Al-Jazeera is taking legal action against Egyptian authorities, claiming that its journalists have been arrested without charges and harassed in past months, its London-based lawyers announced Thursday.
The Qatar-based network said in a statement on its website that since deposed President Mohammed Morsi was overthrown in July, an unspecified “large number” of its journos have been arrested either without charges or on what it calls politically-motivated charges.
Al-Jazeera said it had hired London-based legal firm Carter-Ruck, specialized in international law, to take action in international courts and before the United Nations.
Al-Jazeera is also accusing Egypt’s military and police of attacking its journalists and says that some of its offices have been closed and its transmissions jammed.
The pan-Arab network earlier this month complained that its satellite signals had been blocked following its coverage of Cairo’s crackdown on Islamists.
“Al-Jazeera cannot permit this situation to continue,” said a network spokesman in a statement released by its legal team.
“The right of journalists to report freely in situations of this kind is protected by international law and is reaffirmed by UN Security Council Resolution 1738.”
“Al-Jazeera has instructed its lawyers to take all steps necessary worldwide to ensure that its journalists can operate freely in the country, without fear of arbitrary arrest, jamming or other forms of harassment and intimidation,” he added.
The network said that authorities were trying to silence dissenting voices so that “only the voices of its state-controlled media” could be heard.

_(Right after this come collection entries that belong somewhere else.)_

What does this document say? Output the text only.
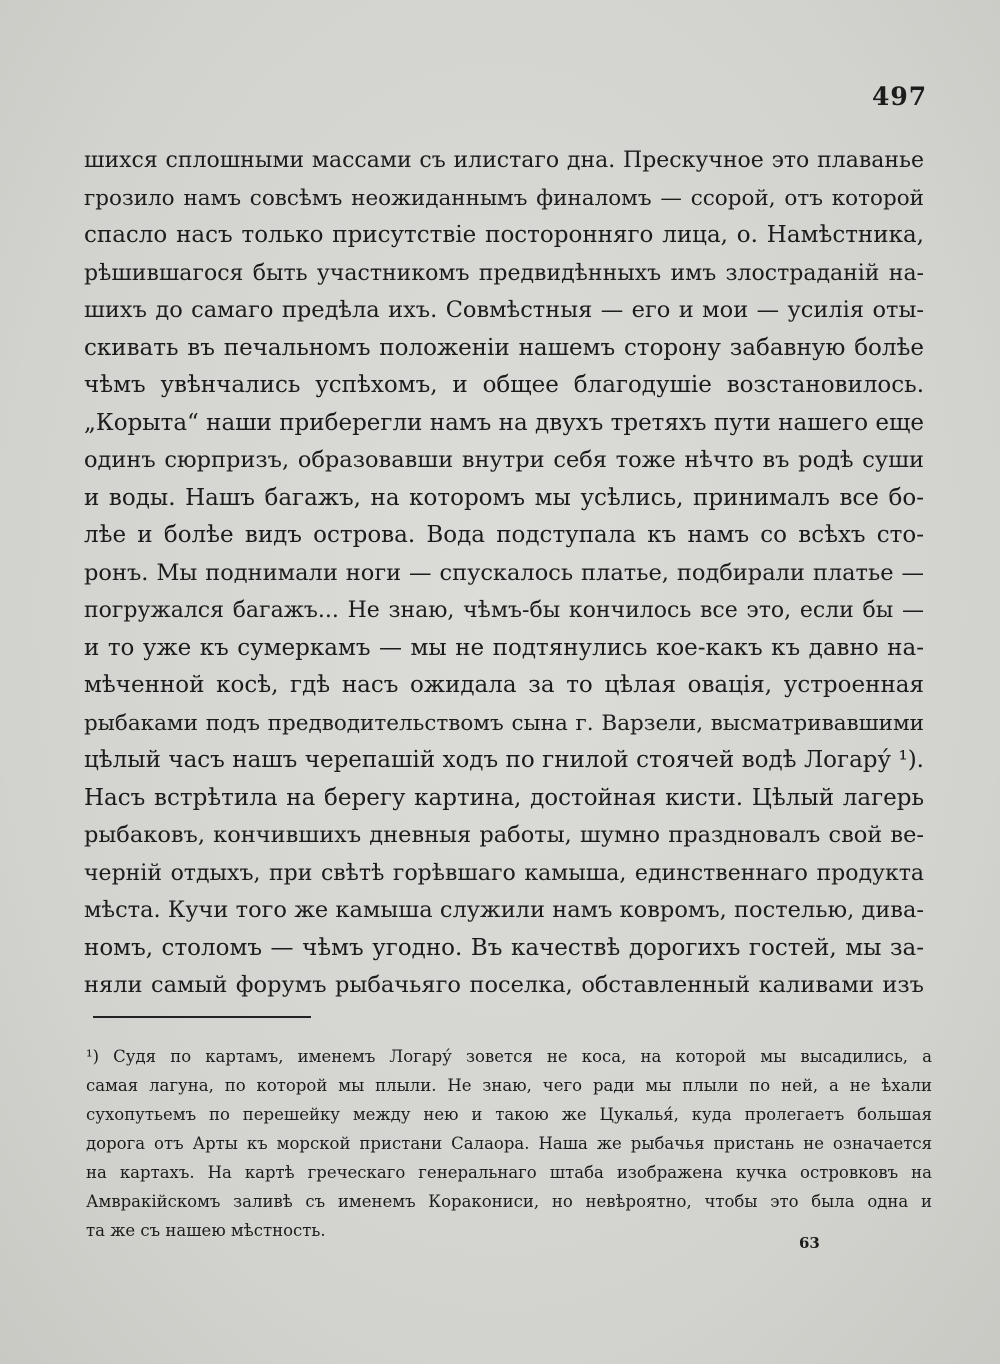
497
шихся сплошными массами съ илистаго дна. Прескучное это плаванье
грозило намъ совсѣмъ неожиданнымъ финаломъ — ссорой, отъ которой
спасло насъ только присутствіе посторонняго лица, о. Намѣстника,
рѣшившагося быть участникомъ предвидѣнныхъ имъ злостраданій на-
шихъ до самаго предѣла ихъ. Совмѣстныя — его и мои — усилія оты-
скивать въ печальномъ положеніи нашемъ сторону забавную болѣе
чѣмъ увѣнчались успѣхомъ, и общее благодушіе возстановилось.
„Корыта“ наши приберегли намъ на двухъ третяхъ пути нашего еще
одинъ сюрпризъ, образовавши внутри себя тоже нѣчто въ родѣ суши
и воды. Нашъ багажъ, на которомъ мы усѣлись, принималъ все бо-
лѣе и болѣе видъ острова. Вода подступала къ намъ со всѣхъ сто-
ронъ. Мы поднимали ноги — спускалось платье, подбирали платье —
погружался багажъ... Не знаю, чѣмъ-бы кончилось все это, если бы —
и то уже къ сумеркамъ — мы не подтянулись кое-какъ къ давно на-
мѣченной косѣ, гдѣ насъ ожидала за то цѣлая овація, устроенная
рыбаками подъ предводительствомъ сына г. Варзели, высматривавшими
цѣлый часъ нашъ черепашій ходъ по гнилой стоячей водѣ Логару́ ¹).
Насъ встрѣтила на берегу картина, достойная кисти. Цѣлый лагерь
рыбаковъ, кончившихъ дневныя работы, шумно праздновалъ свой ве-
черній отдыхъ, при свѣтѣ горѣвшаго камыша, единственнаго продукта
мѣста. Кучи того же камыша служили намъ ковромъ, постелью, дива-
номъ, столомъ — чѣмъ угодно. Въ качествѣ дорогихъ гостей, мы за-
няли самый форумъ рыбачьяго поселка, обставленный каливами изъ
¹) Судя по картамъ, именемъ Логару́ зовется не коса, на которой мы высадились, а
самая лагуна, по которой мы плыли. Не знаю, чего ради мы плыли по ней, а не ѣхали
сухопутьемъ по перешейку между нею и такою же Цукалья́, куда пролегаетъ большая
дорога отъ Арты къ морской пристани Салаора. Наша же рыбачья пристань не означается
на картахъ. На картѣ греческаго генеральнаго штаба изображена кучка островковъ на
Амвракійскомъ заливѣ съ именемъ Коракониси, но невѣроятно, чтобы это была одна и
та же съ нашею мѣстность.
63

Qatar-based Al Jazeera is founded by the Gulf nation’s ruling family which is a strong supporter of Morsi. Its Arabic service stood out among other Gulf nations in condemning Egypt’s deadly crackdown on pro-Morsi demonstrations.
In July more than twenty Al-Jazeera Cairo-based staffers reportedly resigned in protest against what anchor Karem Mahmoud called its “biased coverage” of the events unfolding in Egypt.
Egyptian authorities and local media have also accused Al-Jazeera of biased reporting of the military action that toppled Islamist Morsi amid plenty of support from the local populace.